Norv Turner is 1-0 against Joe Gibbs in Gibbs's second go-round. Marty Schottenheimer is 1-0 against Gibbs as well. And through 27 games this time, Gibbs is 11-16 -- that's the exact record Steve Spurrier had.
Which brings us, reluctantly, to the one question we never thought we'd ask: Is Joe Gibbs going to turn this bus around?
Gibbs's Redskins have now lost six of their last eight games. They have lost three in a row in the last seconds (or in overtime) after holding the lead. So spare us the talk about how good their defense is. Lately, it's been good enough to lose.
The Redskins' problem on offense is not having a home-run hitter who frightens the opposition when it's his turn to hit, a player who will regularly get what you need when you need it. Clinton Portis is very generously paid to do that. LaDainian Tomlinson, Shaun Alexander, Edgerrin James and Tiki Barber are pricey backs who deliver more. Santana Moss is a game-breaker. But the Redskins have no receivers threatening enough by themselves to keep defenses from keying on Moss.
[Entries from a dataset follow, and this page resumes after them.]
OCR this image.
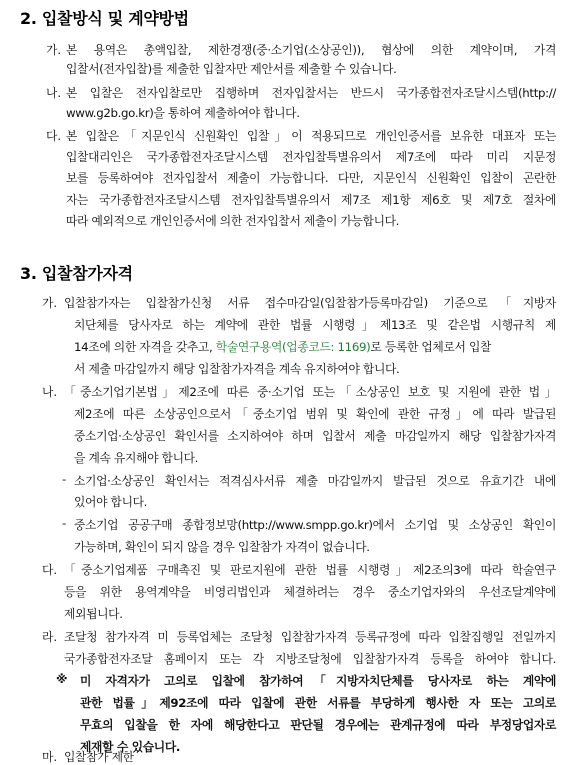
2. 입찰방식 및 계약방법
가. 본 용역은 총액입찰, 제한경쟁(중·소기업(소상공인)), 협상에 의한 계약이며, 가격
입찰서(전자입찰)를 제출한 입찰자만 제안서를 제출할 수 있습니다.
나. 본 입찰은 전자입찰로만 집행하며 전자입찰서는 반드시 국가종합전자조달시스템(http://
www.g2b.go.kr)을 통하여 제출하여야 합니다.
다. 본 입찰은「지문인식 신원확인 입찰」이 적용되므로 개인인증서를 보유한 대표자 또는
입찰대리인은 국가종합전자조달시스템 전자입찰특별유의서 제7조에 따라 미리 지문정
보를 등록하여야 전자입찰서 제출이 가능합니다. 다만, 지문인식 신원확인 입찰이 곤란한
자는 국가종합전자조달시스템 전자입찰특별유의서 제7조 제1항 제6호 및 제7호 절차에
따라 예외적으로 개인인증서에 의한 전자입찰서 제출이 가능합니다.
3. 입찰참가자격
가. 입찰참가자는 입찰참가신청 서류 접수마감일(입찰참가등록마감일) 기준으로「지방자
치단체를 당사자로 하는 계약에 관한 법률 시행령」제13조 및 같은법 시행규칙 제
14조에 의한 자격을 갖추고, 학술연구용역(업종코드: 1169)로 등록한 업체로서 입찰
서 제출 마감일까지 해당 입찰참가자격을 계속 유지하여야 합니다.
나. 「중소기업기본법」제2조에 따른 중·소기업 또는「소상공인 보호 및 지원에 관한 법」
제2조에 따른 소상공인으로서「중소기업 범위 및 확인에 관한 규정」에 따라 발급된
중소기업·소상공인 확인서를 소지하여야 하며 입찰서 제출 마감일까지 해당 입찰참가자격
을 계속 유지해야 합니다.
- 소기업·소상공인 확인서는 적격심사서류 제출 마감일까지 발급된 것으로 유효기간 내에
있어야 합니다.
- 중소기업 공공구매 종합정보망(http://www.smpp.go.kr)에서 소기업 및 소상공인 확인이
가능하며, 확인이 되지 않을 경우 입찰참가 자격이 없습니다.
다. 「중소기업제품 구매촉진 및 판로지원에 관한 법률 시행령」제2조의3에 따라 학술연구
등을 위한 용역계약을 비영리법인과 체결하려는 경우 중소기업자와의 우선조달계약에
제외됩니다.
라. 조달청 참가자격 미 등록업체는 조달청 입찰참가자격 등록규정에 따라 입찰집행일 전일까지
국가종합전자조달 홈페이지 또는 각 지방조달청에 입찰참가자격 등록을 하여야 합니다.
※ 미 자격자가 고의로 입찰에 참가하여「지방자치단체를 당사자로 하는 계약에
관한 법률」제92조에 따라 입찰에 관한 서류를 부당하게 행사한 자 또는 고의로
무효의 입찰을 한 자에 해당한다고 판단될 경우에는 관계규정에 따라 부정당업자로
제재할 수 있습니다.
마. 입찰참가 제한
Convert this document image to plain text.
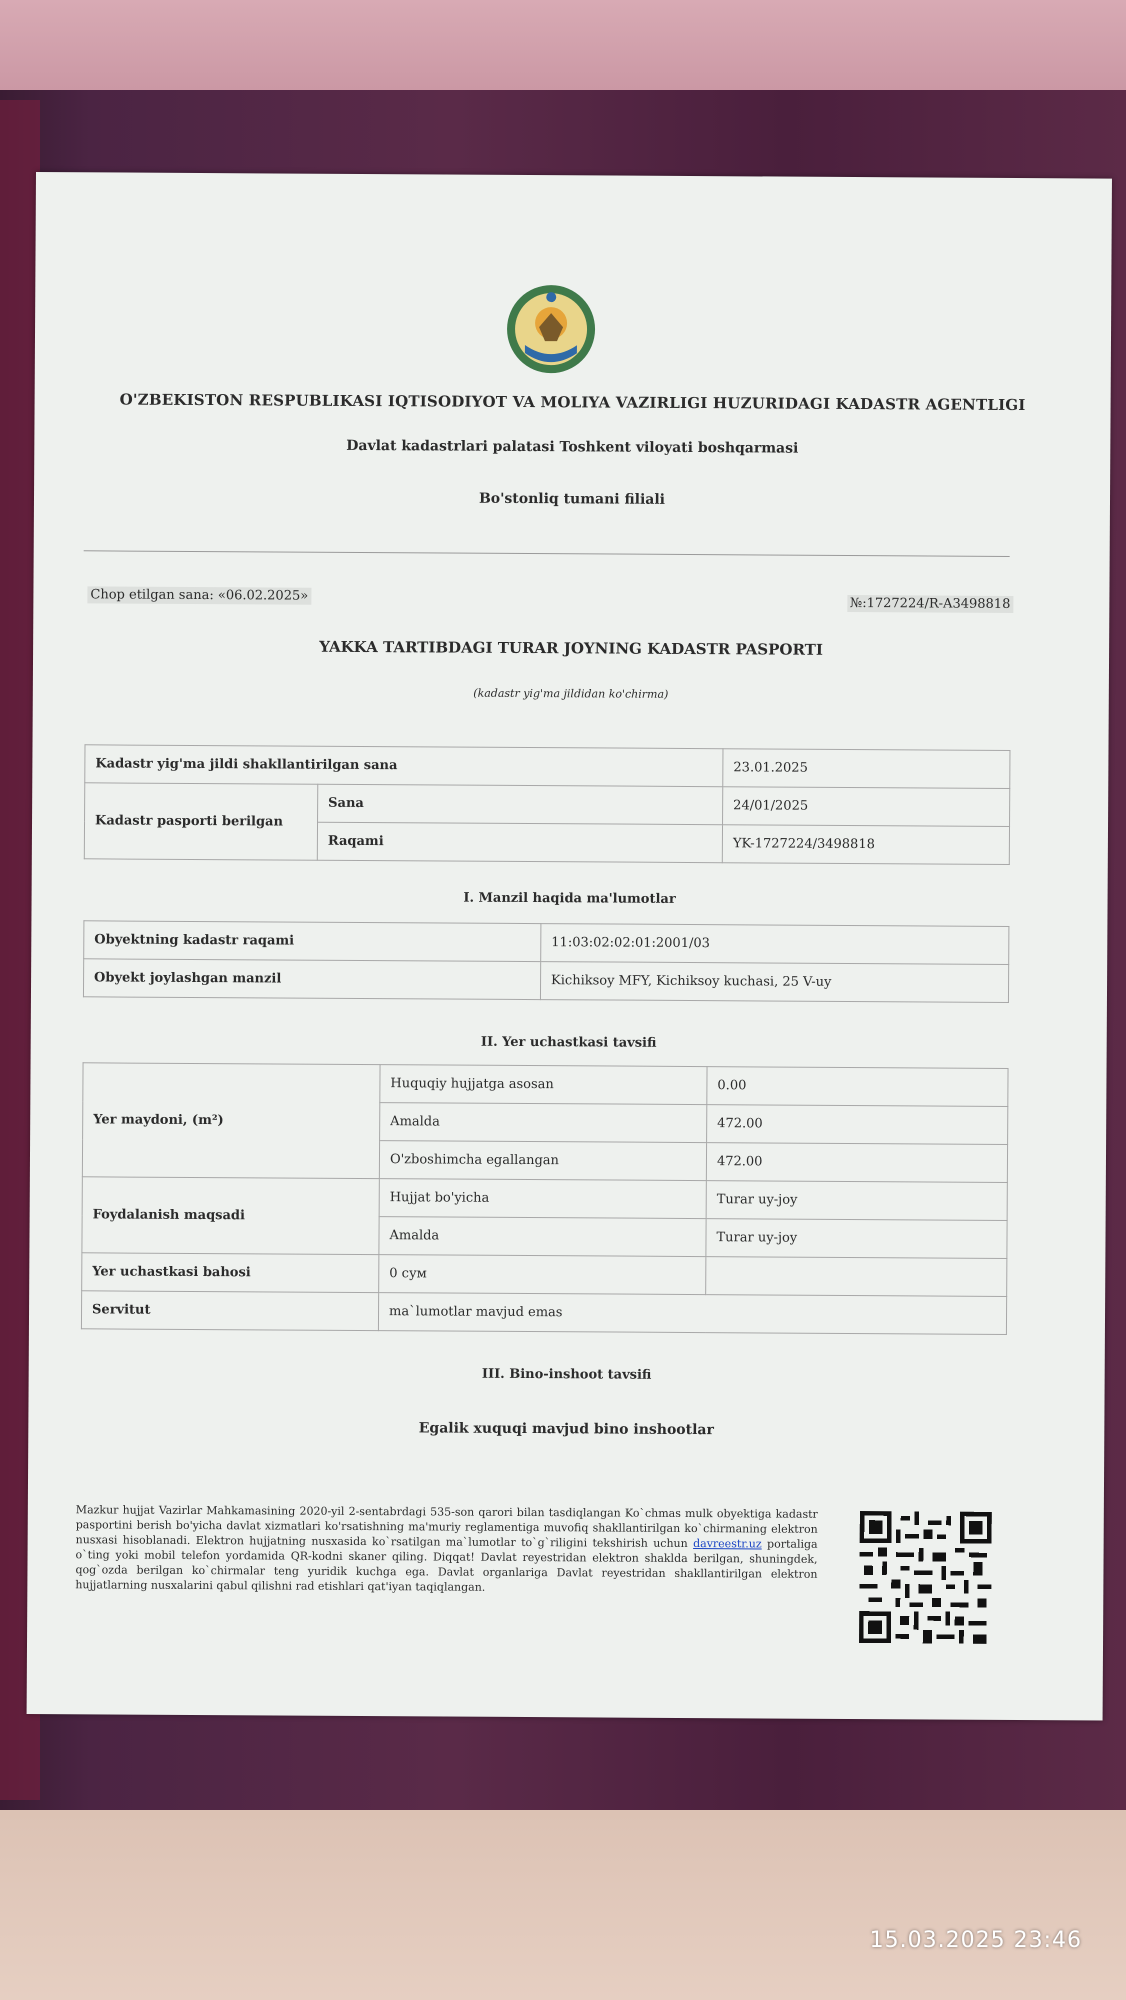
O'ZBEKISTON RESPUBLIKASI IQTISODIYOT VA MOLIYA VAZIRLIGI HUZURIDAGI KADASTR AGENTLIGI
Davlat kadastrlari palatasi Toshkent viloyati boshqarmasi
Bo'stonliq tumani filiali
Chop etilgan sana: «06.02.2025»
№:1727224/R-A3498818
YAKKA TARTIBDAGI TURAR JOYNING KADASTR PASPORTI
(kadastr yig'ma jildidan ko'chirma)
Kadastr yig'ma jildi shakllantirilgan sana	23.01.2025
Kadastr pasporti berilgan	Sana	24/01/2025
Raqami	YK-1727224/3498818
I. Manzil haqida ma'lumotlar
Obyektning kadastr raqami	11:03:02:02:01:2001/03
Obyekt joylashgan manzil	Kichiksoy MFY, Kichiksoy kuchasi, 25 V-uy
II. Yer uchastkasi tavsifi
Yer maydoni, (m²)	Huquqiy hujjatga asosan	0.00
Amalda	472.00
O'zboshimcha egallangan	472.00
Foydalanish maqsadi	Hujjat bo'yicha	Turar uy-joy
Amalda	Turar uy-joy
Yer uchastkasi bahosi	0 сум	
Servitut	ma`lumotlar mavjud emas
III. Bino-inshoot tavsifi
Egalik xuquqi mavjud bino inshootlar
Mazkur hujjat Vazirlar Mahkamasining 2020-yil 2-sentabrdagi 535-son qarori bilan tasdiqlangan Ko`chmas mulk obyektiga kadastr pasportini berish bo'yicha davlat xizmatlari ko'rsatishning ma'muriy reglamentiga muvofiq shakllantirilgan ko`chirmaning elektron nusxasi hisoblanadi. Elektron hujjatning nusxasida ko`rsatilgan ma`lumotlar to`g`riligini tekshirish uchun davreestr.uz portaliga o`ting yoki mobil telefon yordamida QR-kodni skaner qiling. Diqqat! Davlat reyestridan elektron shaklda berilgan, shuningdek, qog`ozda berilgan ko`chirmalar teng yuridik kuchga ega. Davlat organlariga Davlat reyestridan shakllantirilgan elektron hujjatlarning nusxalarini qabul qilishni rad etishlari qat'iyan taqiqlangan.
15.03.2025 23:46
This is a collection of pretty good players. That's Gibbs's style. The last time around, he won with pretty good players who maxed out every week. But last time around, Gibbs's teams never got caught and passed in the second half. This time around, take away the 49ers game and how many points do they produce?
People who thought the Redskins would be real good this year based it on the presence of one man -- Joe Gibbs. All their expectations, wild as they may have been, were because of what Gibbs had done before. (And they continue even today, because nobody owns December like Gibbs; he's 35-14 in December!)
But Gibbs has come back to a new NFL and his record so far is nowhere near what everybody hoped for. They'll never take down his bust in Canton. But about now Gibbs might be wondering: Am I going to be a bust here?